Cye was released in the basic assortment of Playmates’ Ronin Warriors line, which was in pretty much consistent production for a good chunk of the ‘90s.  The figure stands about 6 inches tall and has 14 points of articulation.  The articulation is very different than any other line I’ve collected; the shoulders, elbows, hips, and knees are all done via springs.  There aren’t any hinges, just cut-joints and springs.  It’s a little weird.  Not sure why this was the way they handled things, but it’s not awful; just different.  All of the figures were built on the same standard body, with unique heads and armor.  The base body is rather on the bulky side, especially when compared to the models from the show.  The hands and feet are particularly sizable, but he’s really just over bulky in general.  The body is also really geometric and inorganic, making him look more robotic than human.  It’s an odd choice, but it kind of reminds me of Micronauts/Microman, so I sort of dig it.  The head sculpt is decent enough; the hair is a little more matted to the head than in the show, but that’s to facilitate the helmet, I suppose.  Beyond that, it’s a fairly faithful sculpt.  He’s also got 11 armor pieces, which can snap into place on the body.  I’m not the biggest fan of the armor, since it just further bulks up the body. At the very least, it’s a decent recreation of his armor from the show, more or less, so that’s good.  The paint work on Cye is pretty clean.  It’s not really complex or anything, and there are a number of paint apps shown on the prototype that were cut from the final product.  The application is clean and sharp, and the colors are pretty vibrant, so he looks pretty decent overall.  In addition to the armor pieces, Cye included a tree of various weapons from the show.

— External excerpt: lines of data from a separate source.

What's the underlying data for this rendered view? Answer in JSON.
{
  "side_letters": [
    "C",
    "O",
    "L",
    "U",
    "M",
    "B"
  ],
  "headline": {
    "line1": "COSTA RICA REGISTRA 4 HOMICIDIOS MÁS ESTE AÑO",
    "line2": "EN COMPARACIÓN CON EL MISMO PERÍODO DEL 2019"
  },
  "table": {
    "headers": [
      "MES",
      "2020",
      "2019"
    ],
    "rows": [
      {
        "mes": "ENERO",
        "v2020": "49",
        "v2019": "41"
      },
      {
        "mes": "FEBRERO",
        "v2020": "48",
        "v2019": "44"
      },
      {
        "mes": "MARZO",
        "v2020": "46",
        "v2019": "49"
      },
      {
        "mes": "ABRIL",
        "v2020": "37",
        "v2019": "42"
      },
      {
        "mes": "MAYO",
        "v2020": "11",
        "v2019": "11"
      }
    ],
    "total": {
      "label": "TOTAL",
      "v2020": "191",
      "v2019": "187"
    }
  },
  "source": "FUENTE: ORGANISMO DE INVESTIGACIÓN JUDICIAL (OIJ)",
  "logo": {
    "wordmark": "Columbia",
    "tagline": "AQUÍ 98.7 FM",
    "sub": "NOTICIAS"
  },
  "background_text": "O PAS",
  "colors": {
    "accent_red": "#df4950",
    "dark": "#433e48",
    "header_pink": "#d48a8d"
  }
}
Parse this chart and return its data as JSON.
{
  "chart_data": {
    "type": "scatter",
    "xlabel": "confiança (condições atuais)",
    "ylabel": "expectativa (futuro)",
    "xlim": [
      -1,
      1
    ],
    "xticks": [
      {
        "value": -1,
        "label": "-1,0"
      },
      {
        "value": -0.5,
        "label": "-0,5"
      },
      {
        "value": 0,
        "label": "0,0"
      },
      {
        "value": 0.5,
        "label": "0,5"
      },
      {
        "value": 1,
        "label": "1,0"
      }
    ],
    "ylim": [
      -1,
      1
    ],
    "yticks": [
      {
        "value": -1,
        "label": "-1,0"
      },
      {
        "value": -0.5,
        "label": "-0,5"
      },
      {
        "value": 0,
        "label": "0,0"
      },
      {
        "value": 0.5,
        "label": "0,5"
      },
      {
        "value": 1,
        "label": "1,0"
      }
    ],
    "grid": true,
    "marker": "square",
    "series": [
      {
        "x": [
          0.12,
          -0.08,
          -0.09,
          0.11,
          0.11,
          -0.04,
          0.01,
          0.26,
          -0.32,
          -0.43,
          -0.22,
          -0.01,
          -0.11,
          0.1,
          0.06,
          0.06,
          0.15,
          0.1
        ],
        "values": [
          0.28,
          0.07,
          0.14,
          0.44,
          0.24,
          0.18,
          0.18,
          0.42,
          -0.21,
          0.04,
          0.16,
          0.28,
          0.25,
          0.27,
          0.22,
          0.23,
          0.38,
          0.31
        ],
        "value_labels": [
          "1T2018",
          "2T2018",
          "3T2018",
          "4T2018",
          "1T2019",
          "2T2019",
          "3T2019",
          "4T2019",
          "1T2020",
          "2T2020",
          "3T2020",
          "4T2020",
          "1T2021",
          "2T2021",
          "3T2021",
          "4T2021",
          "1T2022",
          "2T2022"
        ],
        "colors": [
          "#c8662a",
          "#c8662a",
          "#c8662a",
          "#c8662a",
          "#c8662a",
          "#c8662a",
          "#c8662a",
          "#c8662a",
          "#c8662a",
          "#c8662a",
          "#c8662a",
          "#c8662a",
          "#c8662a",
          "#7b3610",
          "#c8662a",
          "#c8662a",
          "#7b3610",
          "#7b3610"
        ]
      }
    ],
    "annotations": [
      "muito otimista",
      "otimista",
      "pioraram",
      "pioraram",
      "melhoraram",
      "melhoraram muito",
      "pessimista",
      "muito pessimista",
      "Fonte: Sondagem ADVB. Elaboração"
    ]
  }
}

Cye is an interesting development in my toy collecting habits: he’s the very first action figure I bought without being familiar with the source material.  I was at KB Toys with my grandmother, and I thought he was cool, so she bought him for me.  It was only years later that I finally discovered the show on Toonami, and actually enjoyed it a fair bit.  Sadly, the figure went missing over the years, and the costs on the aftermarket made getting a replacement infeasible.  But, as luck would have it, my brother asked to stop at Collector’s Corner two weekends ago and they happened to have this figure for $10, which was more than worth it for me.  He’s goofy and a little weird, but I still really love this figure, and he just makes me happy.